Georgetown Library History
When the Georgetown branch of the DC Public Library opened at 3260 R St. NW in October 1935, the press heralded it as "the pride of the community." The library, built on the former site of the Georgetown Reservoir, was designed by D.C. Municipal Architect Nathan C. Wyeth and funded by $150,000 included in the District's Appropriation Act of 1935. Georgetown's Peabody Room, housed on the second floor, is the only separate collection on local history in a neighborhood library. The library is located within the Georgetown National Register Historic District designated in 1967.
In 1867, George Peabody, a wealthy merchant and financier who got his start in the District, established a fund for the purpose of building a library in Georgetown. Peabody expressed his wish to donate a gift to residents in a declaration to his selected Board of Trustees:
"Gentlemen: As most of you are aware, I am, and have been for some time, desirous of making some gift which would be productive of some benefit to the Citizens of Georgetown, in the District of Columbia, where I commenced business for myself in my early youth. I am persuaded that I can not better do so than by endeavoring to assist them in their own endeavors to cultivate a healthful, moral, and intellectual progress; and therefore give, gentlemen, the sum of fifteen thousand dollars to be, by you and your successors, held in trust as a fund for a public library, to be established in the city of Georgetown."

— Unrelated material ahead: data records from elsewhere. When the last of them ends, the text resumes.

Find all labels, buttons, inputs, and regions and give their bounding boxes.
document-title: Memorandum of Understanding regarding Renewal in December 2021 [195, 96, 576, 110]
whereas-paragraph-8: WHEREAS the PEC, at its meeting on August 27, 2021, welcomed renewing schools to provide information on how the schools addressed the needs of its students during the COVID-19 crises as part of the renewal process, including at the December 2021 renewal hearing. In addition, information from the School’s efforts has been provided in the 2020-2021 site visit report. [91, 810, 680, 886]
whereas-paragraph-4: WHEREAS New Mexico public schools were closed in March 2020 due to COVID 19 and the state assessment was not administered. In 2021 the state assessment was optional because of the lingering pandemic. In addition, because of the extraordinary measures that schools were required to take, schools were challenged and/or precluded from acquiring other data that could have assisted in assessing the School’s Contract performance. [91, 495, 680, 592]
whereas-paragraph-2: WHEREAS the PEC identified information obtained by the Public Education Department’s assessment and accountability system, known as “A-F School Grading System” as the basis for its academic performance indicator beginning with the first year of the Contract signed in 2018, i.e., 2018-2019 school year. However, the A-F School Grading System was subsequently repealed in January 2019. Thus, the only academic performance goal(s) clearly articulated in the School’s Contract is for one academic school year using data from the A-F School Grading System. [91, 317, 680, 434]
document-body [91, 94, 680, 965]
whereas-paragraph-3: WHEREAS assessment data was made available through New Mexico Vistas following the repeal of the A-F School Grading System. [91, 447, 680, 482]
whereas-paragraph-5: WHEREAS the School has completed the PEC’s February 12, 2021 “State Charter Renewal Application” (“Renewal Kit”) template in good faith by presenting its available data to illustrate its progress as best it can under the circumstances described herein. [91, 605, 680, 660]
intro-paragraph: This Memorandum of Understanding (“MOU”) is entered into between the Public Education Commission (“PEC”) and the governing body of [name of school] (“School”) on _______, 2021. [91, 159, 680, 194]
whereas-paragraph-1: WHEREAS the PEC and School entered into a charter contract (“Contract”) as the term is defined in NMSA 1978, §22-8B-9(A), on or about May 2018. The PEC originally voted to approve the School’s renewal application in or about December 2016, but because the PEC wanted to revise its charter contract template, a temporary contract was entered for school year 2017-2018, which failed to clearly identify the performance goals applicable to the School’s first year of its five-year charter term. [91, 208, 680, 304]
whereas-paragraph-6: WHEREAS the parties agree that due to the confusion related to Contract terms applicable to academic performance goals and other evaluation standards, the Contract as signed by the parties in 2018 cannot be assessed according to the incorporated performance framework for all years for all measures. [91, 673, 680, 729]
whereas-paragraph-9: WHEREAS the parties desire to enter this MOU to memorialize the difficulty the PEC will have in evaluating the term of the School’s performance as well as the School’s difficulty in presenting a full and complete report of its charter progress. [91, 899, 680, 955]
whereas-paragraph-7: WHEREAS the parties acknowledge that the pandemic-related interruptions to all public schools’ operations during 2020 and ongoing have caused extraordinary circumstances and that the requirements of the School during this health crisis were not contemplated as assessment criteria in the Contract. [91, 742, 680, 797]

The library was not established, however, until after Peabody's death. The Board of Trustees of the Peabody Library Association, headed by W.W. Corcoran, invested the money donated by Peabody. It continued to accumulate until 1872, when the board of trustees of the D.C. Public Schools offered a room in the new Curtis School on O Street opposite St. John's Church. The offer of this rent-free space was accepted by the board, and arrangements were made to furnish the space with books and furniture.
The Peabody Library opened to the public in March 1875. But by the early 1930s, Georgetown had outgrown the Peabody Library. Lead by Dorsey Hyde, secretary of the Washington Chamber of Commerce, a library committee and various citizens' associations set out to establish a new public library branch in Georgetown.

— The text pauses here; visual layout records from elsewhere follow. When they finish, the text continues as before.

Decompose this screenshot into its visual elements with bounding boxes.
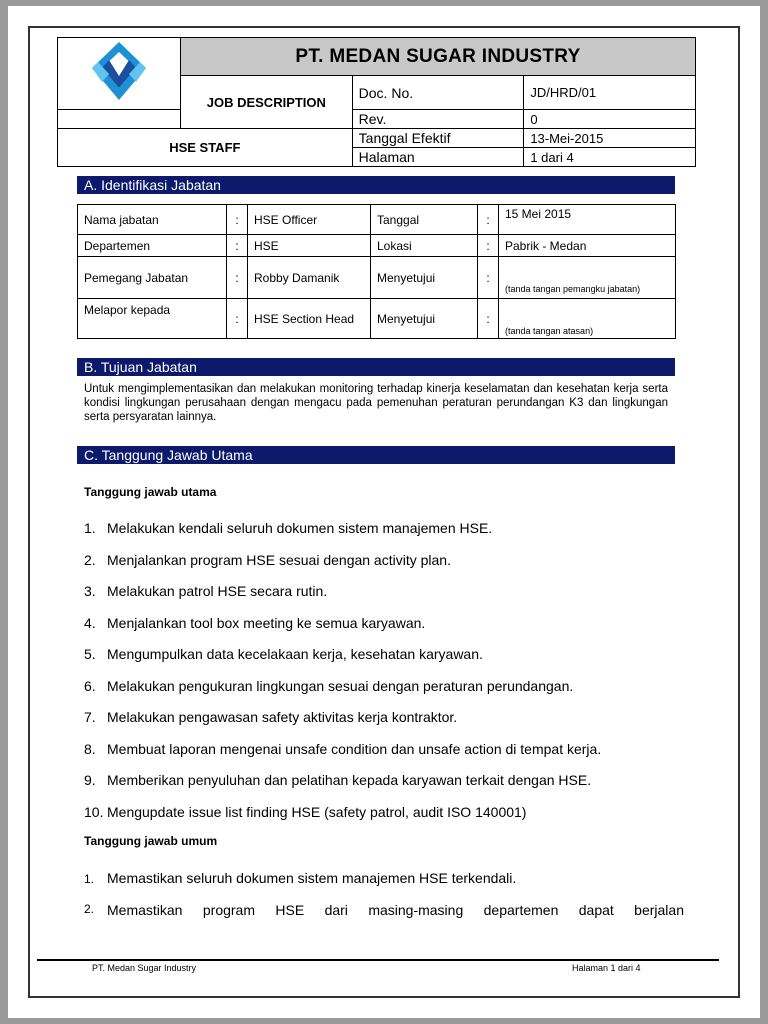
meta-value: 0 [524, 110, 696, 129]
logo-cell [58, 38, 181, 110]
field-value: HSE Section Head [248, 299, 371, 339]
meta-key: Halaman [352, 148, 524, 167]
field-label: Lokasi [371, 235, 478, 257]
item-text: Mengumpulkan data kecelakaan kerja, kesehatan karyawan. [107, 646, 483, 662]
item-text: Mengupdate issue list finding HSE (safety patrol, audit ISO 140001) [107, 803, 527, 820]
section-b-title: B. Tujuan Jabatan [77, 358, 675, 376]
field-value: Robby Damanik [248, 257, 371, 299]
item-text: Memastikan program HSE dari masing-masing departemen dapat berjalan [107, 902, 684, 918]
meta-value: JD/HRD/01 [524, 76, 696, 110]
colon: : [227, 257, 248, 299]
list-item [84, 709, 457, 725]
colon: : [227, 235, 248, 257]
colon: : [227, 299, 248, 339]
list-item [84, 583, 327, 599]
signature-note: (tanda tangan pemangku jabatan) [499, 257, 676, 299]
list-item [84, 804, 526, 820]
list-item [84, 772, 591, 788]
field-label: Menyetujui [371, 299, 478, 339]
colon: : [478, 235, 499, 257]
section-c-title: C. Tanggung Jawab Utama [77, 446, 675, 464]
signature-note: (tanda tangan atasan) [499, 299, 676, 339]
field-label: Pemegang Jabatan [78, 257, 227, 299]
colon: : [478, 257, 499, 299]
company-name: PT. MEDAN SUGAR INDUSTRY [181, 38, 696, 76]
list-item [84, 902, 684, 918]
field-value: Pabrik - Medan [499, 235, 676, 257]
footer-company: PT. Medan Sugar Industry [92, 963, 197, 973]
field-label: Menyetujui [371, 257, 478, 299]
field-value: HSE Officer [248, 205, 371, 235]
item-number: 3. [84, 583, 96, 599]
list-item [84, 615, 425, 631]
item-text: Memastikan seluruh dokumen sistem manajemen HSE terkendali. [107, 870, 517, 886]
item-text: Melakukan patrol HSE secara rutin. [107, 583, 328, 599]
item-number: 1. [84, 520, 96, 536]
field-label: Departemen [78, 235, 227, 257]
list-item [84, 552, 451, 568]
table-row [78, 235, 676, 257]
general-responsibilities-heading: Tanggung jawab umum [84, 834, 218, 848]
footer-divider [37, 959, 719, 961]
item-number: 6. [84, 677, 96, 694]
section-a-title: A. Identifikasi Jabatan [77, 176, 675, 194]
table-row [78, 205, 676, 235]
company-logo-icon [88, 38, 150, 104]
meta-value: 1 dari 4 [524, 148, 696, 167]
item-number: 9. [84, 772, 96, 788]
item-text: Memberikan penyuluhan dan pelatihan kepada karyawan terkait dengan HSE. [107, 772, 592, 788]
doc-type: JOB DESCRIPTION [181, 76, 353, 129]
table-row [78, 299, 676, 339]
position-title: HSE STAFF [58, 129, 353, 167]
document-header [57, 37, 696, 167]
item-number: 5. [84, 646, 96, 662]
list-item [84, 678, 573, 694]
purpose-paragraph: Untuk mengimplementasikan dan melakukan monitoring terhadap kinerja keselamatan dan kesehatan kerja serta kondisi lingkungan perusahaan dengan mengacu pada pemenuhan peraturan perundangan K3 dan lingkungan serta persyaratan lainnya. [84, 383, 668, 423]
logo-cell-spacer [58, 110, 181, 129]
colon: : [478, 205, 499, 235]
item-text: Melakukan pengukuran lingkungan sesuai dengan peraturan perundangan. [107, 677, 574, 694]
field-label: Nama jabatan [78, 205, 227, 235]
identification-table [77, 204, 676, 339]
meta-value: 13-Mei-2015 [524, 129, 696, 148]
list-item [84, 741, 601, 757]
item-number: 2. [84, 551, 96, 568]
item-text: Melakukan kendali seluruh dokumen sistem manajemen HSE. [107, 520, 493, 536]
item-number: 10. [84, 803, 104, 820]
item-text: Menjalankan tool box meeting ke semua karyawan. [107, 614, 426, 631]
item-number: 4. [84, 614, 96, 631]
colon: : [227, 205, 248, 235]
item-text: Menjalankan program HSE sesuai dengan activity plan. [107, 551, 451, 568]
item-number: 8. [84, 740, 96, 757]
colon: : [478, 299, 499, 339]
list-item [84, 646, 483, 662]
field-label: Melapor kepada [78, 299, 227, 339]
item-text: Membuat laporan mengenai unsafe condition dan unsafe action di tempat kerja. [107, 740, 602, 757]
list-item [84, 520, 492, 536]
item-text: Melakukan pengawasan safety aktivitas kerja kontraktor. [107, 709, 458, 725]
field-value: HSE [248, 235, 371, 257]
item-number: 1. [84, 872, 95, 886]
item-number: 7. [84, 709, 96, 725]
table-row [78, 257, 676, 299]
list-item [84, 870, 516, 886]
meta-key: Rev. [352, 110, 524, 129]
field-label: Tanggal [371, 205, 478, 235]
meta-key: Tanggal Efektif [352, 129, 524, 148]
footer-page-number: Halaman 1 dari 4 [572, 963, 641, 973]
page-border [28, 26, 740, 998]
meta-key: Doc. No. [352, 76, 524, 110]
item-number: 2. [84, 902, 95, 916]
main-responsibilities-heading: Tanggung jawab utama [84, 485, 217, 499]
field-value: 15 Mei 2015 [499, 205, 676, 235]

A home of their ownAn article dated March 1935 in The Journal of the Education Association praised the site of the new Georgetown branch atop the crest of a hill, stating that its site "...is symbolic of the high purpose of the Public Library as the institution which keeps alight the lamp of learning after formal educational agencies have completed their task."
The 1935 District Appropriation Act provided $150,000 for building and furnishing the Georgetown building. The Georgetown branch was designed by the District's Municipal Architect, Nathan Corwith Wyeth, in the Georgian Revival style that dominated public architecture of the period in D.C. Wyeth was an accomplished architect who came to Washington in 1899 after training at the Ecole des Beaux Arts in Paris and working in New York with the architectural firm of Carrère and Hastings for several years.
Wyeth’s plan for the Georgetown Neighborhood Library was intended to make the most use of space while giving close attention to the interior and exterior design of the building. The exterior was designed in the Georgian Revival style in order to blend with the architecture of the surrounding neighborhood. Attention was paid to finishes and details, including the stone and brick details of the exterior and the mahogany trim on the interior.
Changes to Georgetown libraryIn 1977, the branch was designated one of four regional branches, meaning it maintained a larger book collection, was open longer hours, and provided administrative coordination and staff support for the local branches. The new regional system was organized in response to fiscal constraints, allowing the library to centralize administrative services and pool its collections.
The Georgetown library has undergone several renovations, including a modernization program completed in 1976. However, the most significant renovations went underway after fire severely damaged the building on April 30, 2007. Martinez & Johnson Architects, in partnership with Hoshide Williams, were hired to design the renovation of this historic building.
The renovation restored the historical aspects, while also adding modern improvements, including improved ADA access, new children's and teen's spaces and removal of the old mezzanine level. A third floor was also added, as space for the Peabody Collection & Reading Room.
The Peabody Room serves as the city's only special collection of Georgetown history. The collection of the Peabody Library was transferred to the public branch when it opened in its own building in 1935. Items relating to Georgetown history became the basis for the Peabody Room, while other books were transferred either to the branch or to the main library collection. A separate room, the Peabody Room, was established to house the former library's collection of Georgetowniana, including books, maps, photographs, documents, letters, scrapbooks and clippings relating to the people and places of Georgetown.
In 1979, the Peabody trustees dissolved its association and turned its collections and assets over to the Public Library with the proviso that the collection remain intact at the Georgetown Neighborhood Library.